Chiostro dottorale

A volte nello stare ore a scartabellare libri che, sostanzialmente, non apportano nulla di ciò che si sa già o che non esprimono molti contenuti interessanti, così come nel passare tra varie trafile burocratiche, ci si chiede effettivamente perché si è scelto il dottorato. Il dottorato lo si comincia pensando di investire sul proprio futuro, sulla propria realizzazione personale. Detto in modo più prosaico, di fare ciò che si è sempre desiderato a livello intellettuale.
Poi, ci si scontra con il dato di realtà. Amici che non hanno intrapreso quella via che stanno cominciando a costruire una propria sfera affettiva, un proprio spazio libero grazie ai frutti dei loro primi guadagni. La voglia di fare e creare anche qualcosa di diverso dalla propria tesi (tipo imparare una nuova lingua, per dire) rende, talvolta, il lavoro un tantino ingessante. Discorsi, molto più diffusi di quanto si pensi, che il dottorato, sì, in teoria è qualcosa di bello, in pratica è un vuoto a perdere.
Da un certo punto di vista, il dottorando (in questo caso io) esperisce effettivamente una sorta di vuoto, perché ha la sensazione che il mondo attorno a lui stia girando vorticosamente mentre il proprio sole sta fermo, immobile. Si rimane in un limbo spazio-temporale scandito unicamente dai ritmi della propria ricerca. Non necessariamente questo è un male, anzi non si sa mai dove la ricerca possa effettivamente portare: intuizioni, lampadine che si accendono nel cervello, epifanie che ti illuminano la giornata; contatti con persone che, tangenzialmente, si occupano del tuo ramo per qualche ragione e che non avresti mai ipotizzato di incontrare neanche da lontano; viaggi in paesi diversi, sia per la propria ricerca che per conferenze, che, probabilmente non avresti mai visitato da sola/solo; avere la possibilità di conoscere un mondo, quello accademico, che da studente appare in una luce che lo trasfigura, ecc.
Di questo ne sono molto convinta: il dottorato è tipo di lavoro claustrale e certosino.

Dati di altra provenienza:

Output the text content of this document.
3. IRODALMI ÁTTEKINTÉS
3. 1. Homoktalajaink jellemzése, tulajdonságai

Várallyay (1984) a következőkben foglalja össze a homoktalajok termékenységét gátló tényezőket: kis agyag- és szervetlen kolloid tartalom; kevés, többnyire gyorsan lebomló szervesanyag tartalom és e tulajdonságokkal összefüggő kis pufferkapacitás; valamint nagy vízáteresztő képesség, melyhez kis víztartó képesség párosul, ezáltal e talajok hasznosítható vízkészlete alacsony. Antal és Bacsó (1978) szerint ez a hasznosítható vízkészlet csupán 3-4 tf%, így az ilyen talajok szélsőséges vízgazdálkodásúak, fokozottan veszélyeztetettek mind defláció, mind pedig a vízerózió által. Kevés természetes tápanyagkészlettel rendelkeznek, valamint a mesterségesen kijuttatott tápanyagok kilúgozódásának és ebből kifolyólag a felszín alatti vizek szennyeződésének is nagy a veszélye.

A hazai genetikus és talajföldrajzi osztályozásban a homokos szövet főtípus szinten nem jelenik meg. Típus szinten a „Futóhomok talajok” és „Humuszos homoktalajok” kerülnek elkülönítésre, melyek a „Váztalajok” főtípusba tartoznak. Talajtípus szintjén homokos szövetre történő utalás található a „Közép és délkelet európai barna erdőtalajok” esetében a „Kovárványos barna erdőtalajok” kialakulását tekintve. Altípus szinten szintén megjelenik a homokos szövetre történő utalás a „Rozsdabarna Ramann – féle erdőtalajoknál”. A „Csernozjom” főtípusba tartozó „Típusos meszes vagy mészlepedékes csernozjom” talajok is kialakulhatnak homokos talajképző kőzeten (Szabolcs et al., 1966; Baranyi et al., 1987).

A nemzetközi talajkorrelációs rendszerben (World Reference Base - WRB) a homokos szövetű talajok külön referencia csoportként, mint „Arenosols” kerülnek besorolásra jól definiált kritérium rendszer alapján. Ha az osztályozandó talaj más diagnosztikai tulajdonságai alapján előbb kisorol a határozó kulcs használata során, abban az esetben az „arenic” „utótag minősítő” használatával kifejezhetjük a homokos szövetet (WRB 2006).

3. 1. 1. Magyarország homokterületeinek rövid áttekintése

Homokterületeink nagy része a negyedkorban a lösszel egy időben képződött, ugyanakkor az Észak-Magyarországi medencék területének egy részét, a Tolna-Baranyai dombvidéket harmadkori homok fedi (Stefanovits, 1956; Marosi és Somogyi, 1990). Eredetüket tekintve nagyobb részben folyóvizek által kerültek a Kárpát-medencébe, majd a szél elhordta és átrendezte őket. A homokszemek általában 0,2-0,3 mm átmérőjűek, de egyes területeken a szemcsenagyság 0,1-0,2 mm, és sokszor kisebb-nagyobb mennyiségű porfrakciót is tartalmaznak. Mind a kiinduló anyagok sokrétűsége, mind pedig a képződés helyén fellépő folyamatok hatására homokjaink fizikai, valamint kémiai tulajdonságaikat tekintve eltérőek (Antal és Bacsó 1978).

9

Si procede per piccole cesellature, piccole deviazioni, l'occhio deve essere concentrato e teso a cogliere i particolari. L'energia, quindi, non tende a spalmarsi all'esterno, ma si proietta verso l'interno. Di qui una strana sensazione di essere in un'isola a sé. In effetti, e chi ha iniziato il dottorato o sta sostenendo delle prove per essere ammesso al ciclo lo sa perfettamente, lo scopo del dottorato è proprio quello di produrre una ricerca innovativa, cercare il più possibile di essere gli unici esperti del proprio campo. E l'unicità spesso si accompagna alla solitudine. Non soltanto materiale, nel senso che certi tipi di relazione (come quelle affettive) passano in secondo piano, specialmente se non se ne hanno di partenza, ma anche, e soprattutto, a livello esistenziale, ovvero condividere la propria esperienza. Chi non fa il dottorato è difficile che possa mettersi sulla stessa frequenza d'onda del dottorando, capirne le gioie e i dolori, così come è molto complesso e complicato confrontarsi con altri dottorandi, perché è come se parlassero un dialetto leggermente diverso, anche quando si tratta di discipline abbastanza affini. Chiaro quindi che solo persone disposte a costruire un mondo a sé stante possono accarezzare l'idea di fare un dottorato. Persone che, forse, non sentono ancora l'urgenza di costruirsi qualcosa (e per qualcosa si intende un nucleo affettivo, socialmente condivisibile), o che ne sono terrorizzati o che non se ne curano e vogliono soltanto seguire il flusso dei propri pensieri.
Una verità intramontabile resta, però: così come il dottorato inizia, il dottorato finisce. Dopo si può anche decidere di uscire dall'autismo intellettuale e godere delle proprie cesellature.